Let's get to the bottom of all this. I do agree with the group on one thing: that the designation of obesity as a disease is as much a marketing gimmick for the promotion of gastric bypass surgery and prescription drugs as it is any move designed to actually help people lose weight. I agree that gastric bypass surgery is something like a stomach amputation, and that it may be viewed one day as something as insane as lobotomies. I can't imagine anyone wanting to rip out part of their digestive system in order to attempt to attain a healthy body weight. On the other hand, there's a big problem with the idea that obesity has no health risks associated with it.

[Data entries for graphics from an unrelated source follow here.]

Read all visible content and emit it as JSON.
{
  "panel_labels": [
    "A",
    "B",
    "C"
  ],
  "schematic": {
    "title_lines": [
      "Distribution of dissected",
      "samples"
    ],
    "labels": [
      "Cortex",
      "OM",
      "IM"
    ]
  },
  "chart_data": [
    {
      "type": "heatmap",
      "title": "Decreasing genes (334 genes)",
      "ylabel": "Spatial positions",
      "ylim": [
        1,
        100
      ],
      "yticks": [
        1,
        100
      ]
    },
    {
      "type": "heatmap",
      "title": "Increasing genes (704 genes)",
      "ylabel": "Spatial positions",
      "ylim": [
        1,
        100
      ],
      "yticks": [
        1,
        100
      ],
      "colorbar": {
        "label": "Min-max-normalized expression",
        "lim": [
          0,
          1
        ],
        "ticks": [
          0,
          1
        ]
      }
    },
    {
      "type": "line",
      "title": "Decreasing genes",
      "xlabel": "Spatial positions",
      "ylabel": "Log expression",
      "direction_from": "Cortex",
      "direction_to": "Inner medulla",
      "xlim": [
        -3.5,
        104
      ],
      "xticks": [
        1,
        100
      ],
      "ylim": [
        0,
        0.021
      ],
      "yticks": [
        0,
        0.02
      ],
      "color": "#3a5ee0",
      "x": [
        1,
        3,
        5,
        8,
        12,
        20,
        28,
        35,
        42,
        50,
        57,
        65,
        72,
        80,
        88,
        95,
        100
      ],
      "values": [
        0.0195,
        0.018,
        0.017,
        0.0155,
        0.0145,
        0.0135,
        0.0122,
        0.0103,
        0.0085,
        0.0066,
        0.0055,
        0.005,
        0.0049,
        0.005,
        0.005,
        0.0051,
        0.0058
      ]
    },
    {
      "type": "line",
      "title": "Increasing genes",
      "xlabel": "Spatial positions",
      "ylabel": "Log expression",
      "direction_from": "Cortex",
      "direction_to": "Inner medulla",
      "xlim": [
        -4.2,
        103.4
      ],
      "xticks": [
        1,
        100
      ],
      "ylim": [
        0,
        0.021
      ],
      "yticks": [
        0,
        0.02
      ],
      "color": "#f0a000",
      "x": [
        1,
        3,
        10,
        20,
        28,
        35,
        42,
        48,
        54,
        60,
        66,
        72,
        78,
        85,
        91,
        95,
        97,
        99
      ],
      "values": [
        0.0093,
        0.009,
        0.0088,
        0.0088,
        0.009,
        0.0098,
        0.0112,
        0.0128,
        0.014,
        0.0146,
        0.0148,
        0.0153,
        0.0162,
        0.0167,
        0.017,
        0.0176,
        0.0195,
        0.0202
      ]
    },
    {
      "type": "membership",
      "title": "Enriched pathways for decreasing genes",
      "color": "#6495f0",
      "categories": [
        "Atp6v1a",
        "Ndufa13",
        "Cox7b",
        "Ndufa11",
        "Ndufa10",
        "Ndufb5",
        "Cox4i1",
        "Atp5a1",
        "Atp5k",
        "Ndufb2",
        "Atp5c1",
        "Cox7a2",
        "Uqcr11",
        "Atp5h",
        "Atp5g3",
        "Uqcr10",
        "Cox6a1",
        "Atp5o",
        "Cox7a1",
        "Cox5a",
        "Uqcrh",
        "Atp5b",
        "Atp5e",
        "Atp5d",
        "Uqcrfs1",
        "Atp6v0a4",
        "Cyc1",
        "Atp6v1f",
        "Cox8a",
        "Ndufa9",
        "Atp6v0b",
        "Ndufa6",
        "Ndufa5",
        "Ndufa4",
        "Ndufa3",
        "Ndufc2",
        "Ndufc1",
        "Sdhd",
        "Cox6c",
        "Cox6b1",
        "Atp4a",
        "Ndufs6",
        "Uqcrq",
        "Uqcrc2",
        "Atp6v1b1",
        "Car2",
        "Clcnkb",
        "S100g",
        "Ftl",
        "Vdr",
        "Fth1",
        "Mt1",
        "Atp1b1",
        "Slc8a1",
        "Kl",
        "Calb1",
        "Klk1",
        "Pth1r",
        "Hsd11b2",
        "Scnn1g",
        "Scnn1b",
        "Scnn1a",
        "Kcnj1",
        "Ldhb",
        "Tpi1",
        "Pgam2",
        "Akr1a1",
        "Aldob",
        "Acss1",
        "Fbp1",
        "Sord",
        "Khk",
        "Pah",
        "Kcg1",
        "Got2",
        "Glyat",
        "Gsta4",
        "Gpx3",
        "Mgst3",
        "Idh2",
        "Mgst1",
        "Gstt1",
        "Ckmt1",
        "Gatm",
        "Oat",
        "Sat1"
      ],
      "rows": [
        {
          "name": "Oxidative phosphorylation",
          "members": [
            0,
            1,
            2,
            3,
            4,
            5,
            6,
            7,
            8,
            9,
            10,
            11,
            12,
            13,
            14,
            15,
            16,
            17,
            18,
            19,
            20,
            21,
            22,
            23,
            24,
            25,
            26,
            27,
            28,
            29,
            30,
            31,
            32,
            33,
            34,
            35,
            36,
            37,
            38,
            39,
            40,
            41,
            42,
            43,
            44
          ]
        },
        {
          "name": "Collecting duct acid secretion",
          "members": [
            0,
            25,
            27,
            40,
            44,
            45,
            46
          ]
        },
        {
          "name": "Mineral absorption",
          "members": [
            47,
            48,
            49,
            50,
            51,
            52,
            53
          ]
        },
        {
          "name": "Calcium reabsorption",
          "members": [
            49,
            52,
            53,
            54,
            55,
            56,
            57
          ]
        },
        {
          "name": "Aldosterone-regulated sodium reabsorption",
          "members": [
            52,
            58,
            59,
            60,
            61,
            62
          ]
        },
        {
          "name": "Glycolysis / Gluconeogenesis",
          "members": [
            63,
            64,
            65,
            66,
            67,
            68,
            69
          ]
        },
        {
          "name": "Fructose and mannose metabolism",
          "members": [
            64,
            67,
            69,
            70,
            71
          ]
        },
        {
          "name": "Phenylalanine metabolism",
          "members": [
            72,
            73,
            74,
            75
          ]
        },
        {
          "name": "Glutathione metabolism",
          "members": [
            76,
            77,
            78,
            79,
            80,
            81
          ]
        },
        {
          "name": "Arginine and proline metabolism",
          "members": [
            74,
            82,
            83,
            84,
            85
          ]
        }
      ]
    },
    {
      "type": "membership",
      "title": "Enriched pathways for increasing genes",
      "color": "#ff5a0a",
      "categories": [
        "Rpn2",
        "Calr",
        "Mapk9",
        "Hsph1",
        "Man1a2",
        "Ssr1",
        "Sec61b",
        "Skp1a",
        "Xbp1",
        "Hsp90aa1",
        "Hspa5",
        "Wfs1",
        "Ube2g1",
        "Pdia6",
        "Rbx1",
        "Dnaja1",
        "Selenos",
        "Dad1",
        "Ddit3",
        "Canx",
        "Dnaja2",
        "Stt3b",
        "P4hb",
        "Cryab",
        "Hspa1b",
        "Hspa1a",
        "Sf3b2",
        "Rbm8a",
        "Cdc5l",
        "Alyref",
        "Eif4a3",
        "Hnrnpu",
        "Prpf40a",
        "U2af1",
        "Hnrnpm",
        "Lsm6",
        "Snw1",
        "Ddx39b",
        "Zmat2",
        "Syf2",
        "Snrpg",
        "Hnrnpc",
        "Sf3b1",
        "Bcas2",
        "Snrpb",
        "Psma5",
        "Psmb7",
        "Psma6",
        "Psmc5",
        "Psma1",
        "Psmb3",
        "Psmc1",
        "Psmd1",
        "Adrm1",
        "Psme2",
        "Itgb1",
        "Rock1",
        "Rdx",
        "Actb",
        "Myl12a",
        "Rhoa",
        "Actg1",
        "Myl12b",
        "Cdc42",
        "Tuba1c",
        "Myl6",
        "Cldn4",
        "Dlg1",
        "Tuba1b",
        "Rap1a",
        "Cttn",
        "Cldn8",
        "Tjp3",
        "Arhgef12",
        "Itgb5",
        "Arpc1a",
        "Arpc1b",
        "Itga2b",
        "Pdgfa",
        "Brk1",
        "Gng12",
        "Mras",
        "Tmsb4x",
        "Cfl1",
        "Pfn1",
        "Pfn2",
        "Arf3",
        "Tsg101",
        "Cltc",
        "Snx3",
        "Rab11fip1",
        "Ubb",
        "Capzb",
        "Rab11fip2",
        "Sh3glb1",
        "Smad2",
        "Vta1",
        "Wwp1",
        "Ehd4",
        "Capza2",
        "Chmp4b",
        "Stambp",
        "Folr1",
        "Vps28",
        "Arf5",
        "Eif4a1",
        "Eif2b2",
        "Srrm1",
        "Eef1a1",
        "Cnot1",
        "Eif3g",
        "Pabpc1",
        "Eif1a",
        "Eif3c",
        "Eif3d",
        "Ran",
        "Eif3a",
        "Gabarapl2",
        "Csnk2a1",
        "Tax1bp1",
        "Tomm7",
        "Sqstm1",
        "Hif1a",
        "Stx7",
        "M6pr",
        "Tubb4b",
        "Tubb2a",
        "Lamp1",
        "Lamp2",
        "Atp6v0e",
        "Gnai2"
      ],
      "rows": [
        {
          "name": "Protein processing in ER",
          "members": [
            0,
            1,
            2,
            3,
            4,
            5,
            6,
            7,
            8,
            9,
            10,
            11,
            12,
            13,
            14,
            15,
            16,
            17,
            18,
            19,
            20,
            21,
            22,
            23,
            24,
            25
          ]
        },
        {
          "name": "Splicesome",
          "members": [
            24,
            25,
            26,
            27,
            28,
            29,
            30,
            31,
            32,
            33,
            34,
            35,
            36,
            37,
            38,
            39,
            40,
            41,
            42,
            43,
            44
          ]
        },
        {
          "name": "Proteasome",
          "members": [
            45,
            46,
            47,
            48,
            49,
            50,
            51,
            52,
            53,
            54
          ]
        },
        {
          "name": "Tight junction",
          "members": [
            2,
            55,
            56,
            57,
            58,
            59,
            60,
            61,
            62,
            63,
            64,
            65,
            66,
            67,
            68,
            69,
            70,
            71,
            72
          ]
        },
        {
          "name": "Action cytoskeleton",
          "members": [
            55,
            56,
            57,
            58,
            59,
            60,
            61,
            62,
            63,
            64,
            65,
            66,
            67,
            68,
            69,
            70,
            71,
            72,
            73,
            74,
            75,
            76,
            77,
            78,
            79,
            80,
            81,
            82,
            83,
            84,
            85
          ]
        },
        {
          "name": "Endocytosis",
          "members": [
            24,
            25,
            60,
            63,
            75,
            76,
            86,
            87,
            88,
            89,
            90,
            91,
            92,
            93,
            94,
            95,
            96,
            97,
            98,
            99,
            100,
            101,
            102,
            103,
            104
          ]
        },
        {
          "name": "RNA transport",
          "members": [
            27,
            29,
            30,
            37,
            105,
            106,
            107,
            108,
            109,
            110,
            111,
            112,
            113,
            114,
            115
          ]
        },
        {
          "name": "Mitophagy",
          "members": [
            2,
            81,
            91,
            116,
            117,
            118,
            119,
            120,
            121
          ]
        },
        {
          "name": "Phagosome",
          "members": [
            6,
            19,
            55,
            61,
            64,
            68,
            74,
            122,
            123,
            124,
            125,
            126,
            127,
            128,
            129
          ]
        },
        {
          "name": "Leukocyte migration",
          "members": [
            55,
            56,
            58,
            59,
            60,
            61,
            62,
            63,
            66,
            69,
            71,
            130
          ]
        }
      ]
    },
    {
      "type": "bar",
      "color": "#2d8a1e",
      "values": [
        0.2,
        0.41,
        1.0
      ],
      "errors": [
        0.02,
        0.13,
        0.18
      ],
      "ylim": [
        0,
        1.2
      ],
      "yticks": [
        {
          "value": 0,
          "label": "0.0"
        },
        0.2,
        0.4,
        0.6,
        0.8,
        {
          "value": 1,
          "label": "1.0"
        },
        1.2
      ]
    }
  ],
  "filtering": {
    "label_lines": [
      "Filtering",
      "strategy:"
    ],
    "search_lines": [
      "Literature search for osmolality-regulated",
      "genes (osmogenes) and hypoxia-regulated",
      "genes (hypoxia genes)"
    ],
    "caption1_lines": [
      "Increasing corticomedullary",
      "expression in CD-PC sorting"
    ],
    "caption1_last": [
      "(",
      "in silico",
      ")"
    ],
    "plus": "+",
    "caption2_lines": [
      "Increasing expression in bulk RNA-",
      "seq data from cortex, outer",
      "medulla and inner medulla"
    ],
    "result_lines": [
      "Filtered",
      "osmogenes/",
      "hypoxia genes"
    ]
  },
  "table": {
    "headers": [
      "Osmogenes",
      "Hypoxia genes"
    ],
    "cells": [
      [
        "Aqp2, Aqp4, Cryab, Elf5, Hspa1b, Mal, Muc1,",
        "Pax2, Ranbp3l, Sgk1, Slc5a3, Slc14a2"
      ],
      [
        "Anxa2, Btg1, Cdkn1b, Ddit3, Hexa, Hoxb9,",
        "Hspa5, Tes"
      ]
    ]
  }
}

The fact that we are saying obesity is a health risk, or obesity is a disease, doesn't mean that the establishment is out to attack or discriminate against obese people. In some sense, this designation finally allows people who are obese to get the medical help they may need, and hopefully more of that help will go in the direction of prevention and nutritional counseling rather than surgical procedures and prescription drugs. If it does, the designation of obesity as a disease could turn out to be tremendous help to the population at large.
But this group, the NAAFA, argues that there's nothing wrong with being obese in terms of health. They say some people can be overweight for their entire lives and not end up with diabetes or heart disease. Well, that may be true, but that's certainly the exception and not the rule, and people who are overweight only end up free of diabetes if they are simultaneously extremely active, which most Americans are not. If you're overweight and follow a sedentary lifestyle, your chances of becoming diabetic are extremely high.
But now, getting back to what I agree with, the organization says that "obesity is not a disease," and I agree with that. In fact, I think many things that are labeled diseases by organized medicine are not diseases at all, but rather metabolic disorders. Obesity is certainly one of them -- so is cancer, so is osteoporosis, so is clinical depression. To me, a true "disease" is something that invades the body from the outside, such as malaria or smallpox. But these other so-called chronic diseases are really just natural effects from the nutrition and level of physical exercise being pursued by the patient.
In other words, if you want to give someone a case of osteoporosis, you don't have to expose them to pathogens -- all you have to do is make sure they drink soft drinks, consume highly acidic foods, get absolutely no natural sunlight, don't take any vitamin D supplements, and get no exercise. Within a matter of years, their bone mass with decrease until they reach a point where they might be officially diagnosed as having osteoporosis. So, I agree that obesity is not a disease, but again, neither is cancer nor diabetes, nor osteoporosis, and a long list of other so-called diseases.
Obesity is a metabolic result. It is the result of poor food choice combined with a lack of physical exercise. Note that I didn't say it is a result of "eating too much," because that's an oversimplified explanation. A thin person, like myself, can eat just as much food mass as an obese person, however it is the caloric density of those foods that differs greatly. For example, I might eat 4 or 5 huge bowls of salad in one sitting, while another person who is obese might each 4 or 5 huge bowls of ice cream in the same sitting. We each have taken up the same physical space in our stomachs, we each feel the same degree of satiation from our meal, but the difference is I may have consumed 200 calories, while the other person may have put 1500 calories into their body. In this way, obesity is not a disease of eating too much food mass -- it's the result of poor food choice and choosing foods that are high in processed carbohydrates, added sugars, and refined grains such as white flour or corn flour. Soft drinks are obviously one of the worst offenders.
I also think that this anti-obesity movement is going too far with this entire "fat acceptance stance for tolerance." In my view, they're hiding behind a lot of language that is more properly associated with the more legitimate area of racial discrimination or gender discrimination. In this country there are genuine problems with discrimination against people based on their gender and their race, and these problems are far more widespread and of a very different nature than discrimination against someone based on their body weight. Certainly, discrimination based on body weight is wrong, however, there is an element of truth to the fact that the person has the power to alter their body weight, whereas a person has no such power to alter their skin color or gender.
Thus, discrimination based on skin color or gender exists at a whole different level from that of discrimination based on body weight or body shape. Once again, that's not to say that discrimination based on obesity isn't wrong -- because I believe it is wrong -- but I also think it's inappropriate for the fat acceptance activists to borrow language from racial discrimination and use it as a shield from which they can launch their own form of tolerance activism.
My advice to anyone who is overweight or obese is the same advice that I gave myself when I found myself weighing 220 pounds with an embarrassingly large degree of body fat: do something about it. You can change your body shape by changing your food choice and your level of physical exercise. If you don't like the way society is treating you because of your body shape, you do have the power to make changes in that body shape. Once again, it doesn't make it right for other people to discriminate based on body shape, but at least this is a case where you can do something about it.